Tros dann, Alastors Sohn: der naht' ihm, fassend die Kniee,
Ob er sein des Gefangenen schont', und ihn lebend entließe,
465   Und ihn nicht zu erschlagen, an Alter ihm gleich, sich                         erbarmte:
Törichter, nicht ja erkannt' er, wie all sein Flehen umsonst                 war;
Denn nicht sanft war jener gesinnt, noch freundliches                         Herzens,
Sondern ein heftiger Mann! Zwar faßt' ihm jener die Kniee,
Strebend ihn anzuflehn; doch er haut' ihm das Schwert in die             Leber,
470   Daß ihm die Leber entsank, und das schwarze Blut aus der                 Wunde
Ganz den Busen erfüllt'; und Nacht umzog ihm die Augen,
Weil ohnmächtig er sank. Auch dem Mulios stieß er die                     Lanze
Nahend ins Ohr, und sogleich aus dem anderen Ohre hervor             drang
Jenem das spitzige Erz. Auch Agenors Sohn dem Echeklos
475   Schwang er tief in den Schädel das Schwert mit gewaltigem               Hefte:
Ganz ward warm die Klinge vom spritzenden Blut; und die                 Augen
Übernahm der finstere Tod und das grause Verhängnis.
Auch den Deukalion jetzt: wo der Sehnen Geflecht sich                       vereinigt
Unter dem Buge des Arms, dort traf, die Rechte                                   durchbohrend,
480   Ihn das spitzige Erz; und er harrt', am Arme gelähmet,
Vor sich schauend den Tod; doch das Schwert in den Nacken           ihm haut' er
Daß mit dem Helme das Haupt ihm enttaumelte; und aus                 den Wirbeln
Spritzte das Mark ihm empor, und er lag auf der Erde sich                 streckend.

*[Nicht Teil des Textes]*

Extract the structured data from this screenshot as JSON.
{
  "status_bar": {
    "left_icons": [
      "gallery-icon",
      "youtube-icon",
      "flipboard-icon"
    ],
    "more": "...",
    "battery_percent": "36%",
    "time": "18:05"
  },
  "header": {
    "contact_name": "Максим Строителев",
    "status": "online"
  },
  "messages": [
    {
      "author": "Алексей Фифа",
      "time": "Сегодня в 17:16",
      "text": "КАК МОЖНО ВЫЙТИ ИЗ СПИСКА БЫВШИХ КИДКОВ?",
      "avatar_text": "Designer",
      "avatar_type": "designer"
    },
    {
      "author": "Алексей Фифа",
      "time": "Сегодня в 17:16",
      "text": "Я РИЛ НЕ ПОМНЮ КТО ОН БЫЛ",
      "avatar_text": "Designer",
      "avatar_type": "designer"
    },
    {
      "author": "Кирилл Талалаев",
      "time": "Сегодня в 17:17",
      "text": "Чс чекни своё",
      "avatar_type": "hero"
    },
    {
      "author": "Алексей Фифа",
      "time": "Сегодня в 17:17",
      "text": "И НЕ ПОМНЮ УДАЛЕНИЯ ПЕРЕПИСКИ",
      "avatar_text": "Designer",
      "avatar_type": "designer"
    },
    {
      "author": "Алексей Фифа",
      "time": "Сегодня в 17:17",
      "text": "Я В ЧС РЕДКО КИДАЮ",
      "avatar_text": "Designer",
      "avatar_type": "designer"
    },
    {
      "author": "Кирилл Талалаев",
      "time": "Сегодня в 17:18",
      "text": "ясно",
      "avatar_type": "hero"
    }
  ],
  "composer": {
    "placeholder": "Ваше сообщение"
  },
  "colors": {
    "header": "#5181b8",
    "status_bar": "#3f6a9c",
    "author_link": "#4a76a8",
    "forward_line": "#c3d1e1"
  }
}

Weiter darauf enteilt' er zu Peireos trefflichem Sohne,
485   Rigmos, der aus Thrake der scholligen hergekommen:
Diesem schoß er die Lanze gerad' in die Weiche des                           Bauches;
Und er entsank dem Geschirr. Areïthoos drauf dem                             Genossen,
Als er die Ross' umlenkte, den ehernen Speer in den Rücken
Stieß er, und warf ihn vom Wagen; es tummelten bäumend               die Rosse.

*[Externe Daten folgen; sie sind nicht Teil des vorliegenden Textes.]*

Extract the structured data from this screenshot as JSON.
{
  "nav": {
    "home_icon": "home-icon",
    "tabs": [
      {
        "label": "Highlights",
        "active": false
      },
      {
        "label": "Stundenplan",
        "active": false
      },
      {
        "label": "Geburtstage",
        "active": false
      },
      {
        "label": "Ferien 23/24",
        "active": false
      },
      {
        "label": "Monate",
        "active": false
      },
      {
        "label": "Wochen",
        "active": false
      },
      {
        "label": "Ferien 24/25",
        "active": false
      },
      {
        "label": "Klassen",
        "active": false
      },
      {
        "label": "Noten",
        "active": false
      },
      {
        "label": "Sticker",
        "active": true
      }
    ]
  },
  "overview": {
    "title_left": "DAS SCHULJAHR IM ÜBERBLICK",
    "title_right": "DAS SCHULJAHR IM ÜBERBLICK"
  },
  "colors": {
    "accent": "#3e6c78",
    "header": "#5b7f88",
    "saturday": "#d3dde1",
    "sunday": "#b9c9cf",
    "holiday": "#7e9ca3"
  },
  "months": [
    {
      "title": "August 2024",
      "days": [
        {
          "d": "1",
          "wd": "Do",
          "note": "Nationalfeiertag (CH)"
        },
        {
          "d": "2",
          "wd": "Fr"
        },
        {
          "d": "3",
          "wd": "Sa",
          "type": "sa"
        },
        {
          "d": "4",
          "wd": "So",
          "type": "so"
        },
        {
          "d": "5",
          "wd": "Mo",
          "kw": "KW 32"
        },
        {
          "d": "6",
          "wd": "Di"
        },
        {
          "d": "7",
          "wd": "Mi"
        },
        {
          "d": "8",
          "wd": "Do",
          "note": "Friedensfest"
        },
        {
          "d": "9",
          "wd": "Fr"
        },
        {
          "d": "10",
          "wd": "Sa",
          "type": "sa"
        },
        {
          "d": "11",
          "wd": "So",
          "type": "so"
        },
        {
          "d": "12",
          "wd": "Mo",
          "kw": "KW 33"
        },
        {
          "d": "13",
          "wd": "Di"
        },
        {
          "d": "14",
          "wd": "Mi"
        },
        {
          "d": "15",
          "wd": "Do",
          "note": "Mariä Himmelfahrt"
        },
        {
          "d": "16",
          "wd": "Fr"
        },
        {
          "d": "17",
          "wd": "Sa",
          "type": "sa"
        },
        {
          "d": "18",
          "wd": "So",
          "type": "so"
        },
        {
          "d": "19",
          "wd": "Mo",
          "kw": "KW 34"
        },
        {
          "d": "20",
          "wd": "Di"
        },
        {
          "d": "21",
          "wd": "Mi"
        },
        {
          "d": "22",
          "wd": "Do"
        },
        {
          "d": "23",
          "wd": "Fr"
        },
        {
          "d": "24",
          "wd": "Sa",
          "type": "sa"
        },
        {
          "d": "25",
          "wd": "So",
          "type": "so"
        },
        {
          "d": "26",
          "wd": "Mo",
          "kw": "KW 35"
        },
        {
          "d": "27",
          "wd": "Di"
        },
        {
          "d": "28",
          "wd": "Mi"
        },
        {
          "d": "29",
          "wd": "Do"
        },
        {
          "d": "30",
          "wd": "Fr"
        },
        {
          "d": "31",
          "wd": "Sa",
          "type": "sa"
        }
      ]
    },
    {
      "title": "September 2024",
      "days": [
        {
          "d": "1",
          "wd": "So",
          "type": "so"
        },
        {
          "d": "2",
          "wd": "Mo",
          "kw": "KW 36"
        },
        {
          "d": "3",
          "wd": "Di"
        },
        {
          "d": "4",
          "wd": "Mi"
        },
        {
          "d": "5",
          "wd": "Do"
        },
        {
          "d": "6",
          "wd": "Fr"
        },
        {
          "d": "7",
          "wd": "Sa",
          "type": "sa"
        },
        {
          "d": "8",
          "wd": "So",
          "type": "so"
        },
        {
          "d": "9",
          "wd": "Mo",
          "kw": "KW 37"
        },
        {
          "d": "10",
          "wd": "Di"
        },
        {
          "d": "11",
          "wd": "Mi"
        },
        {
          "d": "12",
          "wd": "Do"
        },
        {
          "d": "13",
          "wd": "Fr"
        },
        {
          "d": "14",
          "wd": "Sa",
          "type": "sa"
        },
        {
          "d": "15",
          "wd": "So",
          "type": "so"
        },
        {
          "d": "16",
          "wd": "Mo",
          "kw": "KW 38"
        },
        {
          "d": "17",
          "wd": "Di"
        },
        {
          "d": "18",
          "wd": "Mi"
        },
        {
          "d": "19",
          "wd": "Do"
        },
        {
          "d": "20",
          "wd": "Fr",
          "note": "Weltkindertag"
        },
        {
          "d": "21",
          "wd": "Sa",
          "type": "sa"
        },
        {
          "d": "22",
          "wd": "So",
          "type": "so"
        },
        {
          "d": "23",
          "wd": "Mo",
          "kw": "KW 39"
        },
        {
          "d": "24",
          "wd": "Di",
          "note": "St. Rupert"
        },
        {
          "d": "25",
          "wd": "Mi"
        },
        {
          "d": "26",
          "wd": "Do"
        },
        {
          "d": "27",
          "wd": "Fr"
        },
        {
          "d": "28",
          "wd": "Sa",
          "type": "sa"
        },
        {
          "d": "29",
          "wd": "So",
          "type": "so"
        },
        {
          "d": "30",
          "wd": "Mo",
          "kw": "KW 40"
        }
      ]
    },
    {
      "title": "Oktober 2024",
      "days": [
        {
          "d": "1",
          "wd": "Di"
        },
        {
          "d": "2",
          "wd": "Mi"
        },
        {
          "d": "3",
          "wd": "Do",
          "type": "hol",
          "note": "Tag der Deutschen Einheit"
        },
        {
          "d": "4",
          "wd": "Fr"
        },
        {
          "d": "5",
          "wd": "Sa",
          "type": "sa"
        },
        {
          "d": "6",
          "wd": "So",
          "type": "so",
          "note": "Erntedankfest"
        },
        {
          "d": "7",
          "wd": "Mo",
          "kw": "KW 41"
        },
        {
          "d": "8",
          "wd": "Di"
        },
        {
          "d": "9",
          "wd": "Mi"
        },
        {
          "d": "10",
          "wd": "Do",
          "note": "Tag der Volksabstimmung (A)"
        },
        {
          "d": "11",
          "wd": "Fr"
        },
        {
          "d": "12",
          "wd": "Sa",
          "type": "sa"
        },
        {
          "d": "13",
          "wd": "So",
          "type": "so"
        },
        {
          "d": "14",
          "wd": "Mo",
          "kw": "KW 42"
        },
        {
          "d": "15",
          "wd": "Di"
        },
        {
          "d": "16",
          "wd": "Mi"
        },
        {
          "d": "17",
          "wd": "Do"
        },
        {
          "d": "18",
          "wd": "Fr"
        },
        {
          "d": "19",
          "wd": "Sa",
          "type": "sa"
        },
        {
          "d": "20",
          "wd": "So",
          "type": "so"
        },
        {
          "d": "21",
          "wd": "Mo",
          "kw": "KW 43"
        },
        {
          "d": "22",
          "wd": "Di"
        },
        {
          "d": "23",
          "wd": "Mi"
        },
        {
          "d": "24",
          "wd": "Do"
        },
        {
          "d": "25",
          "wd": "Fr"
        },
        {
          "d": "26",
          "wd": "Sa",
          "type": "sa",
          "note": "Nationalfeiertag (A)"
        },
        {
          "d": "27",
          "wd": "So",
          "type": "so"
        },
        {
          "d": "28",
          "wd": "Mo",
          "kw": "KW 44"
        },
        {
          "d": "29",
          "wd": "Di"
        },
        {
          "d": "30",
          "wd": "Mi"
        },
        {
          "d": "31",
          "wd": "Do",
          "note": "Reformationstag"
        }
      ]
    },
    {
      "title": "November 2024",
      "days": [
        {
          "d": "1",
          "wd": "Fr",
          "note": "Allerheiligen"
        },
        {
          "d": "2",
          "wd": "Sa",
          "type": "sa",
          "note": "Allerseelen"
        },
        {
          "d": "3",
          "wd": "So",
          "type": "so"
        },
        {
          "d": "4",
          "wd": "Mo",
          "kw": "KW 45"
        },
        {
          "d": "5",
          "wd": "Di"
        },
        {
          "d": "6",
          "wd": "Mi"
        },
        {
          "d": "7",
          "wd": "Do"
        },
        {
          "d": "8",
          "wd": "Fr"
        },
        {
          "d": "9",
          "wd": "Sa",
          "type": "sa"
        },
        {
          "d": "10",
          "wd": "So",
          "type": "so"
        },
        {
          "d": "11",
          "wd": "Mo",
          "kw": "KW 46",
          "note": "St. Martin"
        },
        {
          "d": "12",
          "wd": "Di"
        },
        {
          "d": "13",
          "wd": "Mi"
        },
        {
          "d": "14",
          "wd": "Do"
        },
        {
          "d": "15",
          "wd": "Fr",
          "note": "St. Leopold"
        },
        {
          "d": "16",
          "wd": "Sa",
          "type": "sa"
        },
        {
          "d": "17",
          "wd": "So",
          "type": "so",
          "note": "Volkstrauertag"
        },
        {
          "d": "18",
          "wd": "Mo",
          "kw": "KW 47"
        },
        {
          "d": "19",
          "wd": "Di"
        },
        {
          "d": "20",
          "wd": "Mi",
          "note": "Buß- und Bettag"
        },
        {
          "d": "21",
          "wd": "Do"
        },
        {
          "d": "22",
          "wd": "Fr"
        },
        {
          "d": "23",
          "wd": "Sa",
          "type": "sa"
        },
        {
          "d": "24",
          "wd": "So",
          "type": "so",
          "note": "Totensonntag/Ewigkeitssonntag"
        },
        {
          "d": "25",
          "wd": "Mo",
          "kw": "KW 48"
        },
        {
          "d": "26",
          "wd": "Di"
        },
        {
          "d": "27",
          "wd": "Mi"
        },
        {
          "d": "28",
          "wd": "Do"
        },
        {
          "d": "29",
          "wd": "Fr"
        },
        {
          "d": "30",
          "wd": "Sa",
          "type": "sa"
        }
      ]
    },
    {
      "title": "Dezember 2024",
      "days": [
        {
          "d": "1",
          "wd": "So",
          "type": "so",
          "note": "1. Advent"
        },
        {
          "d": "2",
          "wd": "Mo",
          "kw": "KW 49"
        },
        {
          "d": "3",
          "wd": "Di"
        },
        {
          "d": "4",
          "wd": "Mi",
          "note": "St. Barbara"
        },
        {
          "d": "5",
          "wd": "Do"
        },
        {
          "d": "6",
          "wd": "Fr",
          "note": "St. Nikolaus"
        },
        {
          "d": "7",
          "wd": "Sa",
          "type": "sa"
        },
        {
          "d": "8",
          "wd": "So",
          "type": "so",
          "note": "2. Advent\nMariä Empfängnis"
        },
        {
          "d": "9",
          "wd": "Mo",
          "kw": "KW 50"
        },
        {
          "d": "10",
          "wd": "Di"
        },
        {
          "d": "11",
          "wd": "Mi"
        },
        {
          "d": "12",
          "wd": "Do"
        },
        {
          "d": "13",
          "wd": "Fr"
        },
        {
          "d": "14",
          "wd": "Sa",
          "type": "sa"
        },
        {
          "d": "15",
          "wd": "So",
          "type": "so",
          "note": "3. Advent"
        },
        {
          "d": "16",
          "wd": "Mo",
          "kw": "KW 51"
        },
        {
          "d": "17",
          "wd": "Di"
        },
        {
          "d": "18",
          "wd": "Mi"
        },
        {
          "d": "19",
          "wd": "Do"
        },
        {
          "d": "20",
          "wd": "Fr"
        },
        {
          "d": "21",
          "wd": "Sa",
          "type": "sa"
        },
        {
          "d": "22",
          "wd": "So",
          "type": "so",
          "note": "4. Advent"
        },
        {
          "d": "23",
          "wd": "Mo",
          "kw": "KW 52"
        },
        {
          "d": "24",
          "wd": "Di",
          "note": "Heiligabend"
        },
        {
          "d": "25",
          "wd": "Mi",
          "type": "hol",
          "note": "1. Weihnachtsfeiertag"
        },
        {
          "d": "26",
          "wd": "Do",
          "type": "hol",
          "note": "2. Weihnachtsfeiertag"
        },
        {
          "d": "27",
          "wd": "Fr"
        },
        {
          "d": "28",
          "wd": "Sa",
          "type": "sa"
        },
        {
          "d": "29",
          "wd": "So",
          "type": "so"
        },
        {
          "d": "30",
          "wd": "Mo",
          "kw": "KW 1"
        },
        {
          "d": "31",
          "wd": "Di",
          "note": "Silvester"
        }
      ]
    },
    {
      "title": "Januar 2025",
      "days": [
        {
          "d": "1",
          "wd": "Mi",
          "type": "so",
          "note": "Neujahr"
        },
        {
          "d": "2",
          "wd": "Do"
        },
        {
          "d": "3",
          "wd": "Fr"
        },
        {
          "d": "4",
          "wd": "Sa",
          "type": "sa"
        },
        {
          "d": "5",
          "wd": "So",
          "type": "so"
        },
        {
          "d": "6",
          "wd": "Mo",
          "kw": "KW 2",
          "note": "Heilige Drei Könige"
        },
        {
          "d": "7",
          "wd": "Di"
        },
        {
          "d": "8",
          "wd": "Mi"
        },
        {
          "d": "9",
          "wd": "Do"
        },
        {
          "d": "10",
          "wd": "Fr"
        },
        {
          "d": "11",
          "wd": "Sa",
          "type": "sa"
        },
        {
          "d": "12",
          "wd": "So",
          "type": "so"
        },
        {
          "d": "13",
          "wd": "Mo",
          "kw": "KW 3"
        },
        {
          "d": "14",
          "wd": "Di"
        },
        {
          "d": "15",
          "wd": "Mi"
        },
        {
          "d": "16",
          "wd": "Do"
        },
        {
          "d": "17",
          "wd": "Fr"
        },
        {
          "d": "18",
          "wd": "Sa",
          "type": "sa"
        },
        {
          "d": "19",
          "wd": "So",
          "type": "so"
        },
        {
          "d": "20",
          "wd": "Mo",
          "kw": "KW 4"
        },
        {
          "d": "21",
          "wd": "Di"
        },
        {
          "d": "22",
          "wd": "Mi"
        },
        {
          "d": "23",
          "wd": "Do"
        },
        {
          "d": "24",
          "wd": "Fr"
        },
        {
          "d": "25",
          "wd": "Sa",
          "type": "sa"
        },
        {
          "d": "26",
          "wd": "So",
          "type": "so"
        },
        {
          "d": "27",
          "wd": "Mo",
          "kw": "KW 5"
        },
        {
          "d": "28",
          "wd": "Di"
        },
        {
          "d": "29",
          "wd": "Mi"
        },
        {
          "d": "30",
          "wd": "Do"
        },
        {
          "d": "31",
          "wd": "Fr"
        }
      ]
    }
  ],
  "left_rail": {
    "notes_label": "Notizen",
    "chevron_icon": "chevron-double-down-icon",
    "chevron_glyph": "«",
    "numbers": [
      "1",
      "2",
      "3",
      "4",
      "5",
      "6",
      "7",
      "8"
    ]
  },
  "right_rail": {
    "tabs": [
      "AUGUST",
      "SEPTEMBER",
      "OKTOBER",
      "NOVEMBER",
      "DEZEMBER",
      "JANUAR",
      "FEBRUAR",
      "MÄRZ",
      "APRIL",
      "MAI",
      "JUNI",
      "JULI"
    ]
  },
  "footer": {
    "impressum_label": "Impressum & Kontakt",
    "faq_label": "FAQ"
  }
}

490   Wie ein entsetzlicher Brand die gewundenen Tale                               durchwütet,
Hoch im dürren Gebirg'; es entbrennt unermeßlich die                       Waldung,
Und rings wehet der Wind mit sausenden Flammenwirbeln:
So rings flog mit der Lanze der Wütende, stark wie ein                       Dämon,
Folgend zu Mord und Gewürg'; und Blut umströmte die Erde.
495   Wie wenn ein Mann ins Joch breitstirnige Stiere gespannet,
Weiße Gerste zu dreschen auf rundgeebneter Tenne;
Leicht wird zermalmt das Getreide vom Tritt der brüllenden               Rinder:
So vor Achilleus dort dem Erhabenen trabten die Rosse
Stampfend auf bäuchige Schild' und Leichname; unten                       besudelt
500   Troff die Achse von Blut, und die zierlichen Ränder des                       Sessels,
Welchen jetzt von der Hufe Gestampf anspritzten die                         Tropfen,
Jetzt von der Räder Beschlag. So wütet' er, Ruhm zu                             gewinnen,
Peleus' Sohn, mit Blut die unnahbaren Hände besudelt.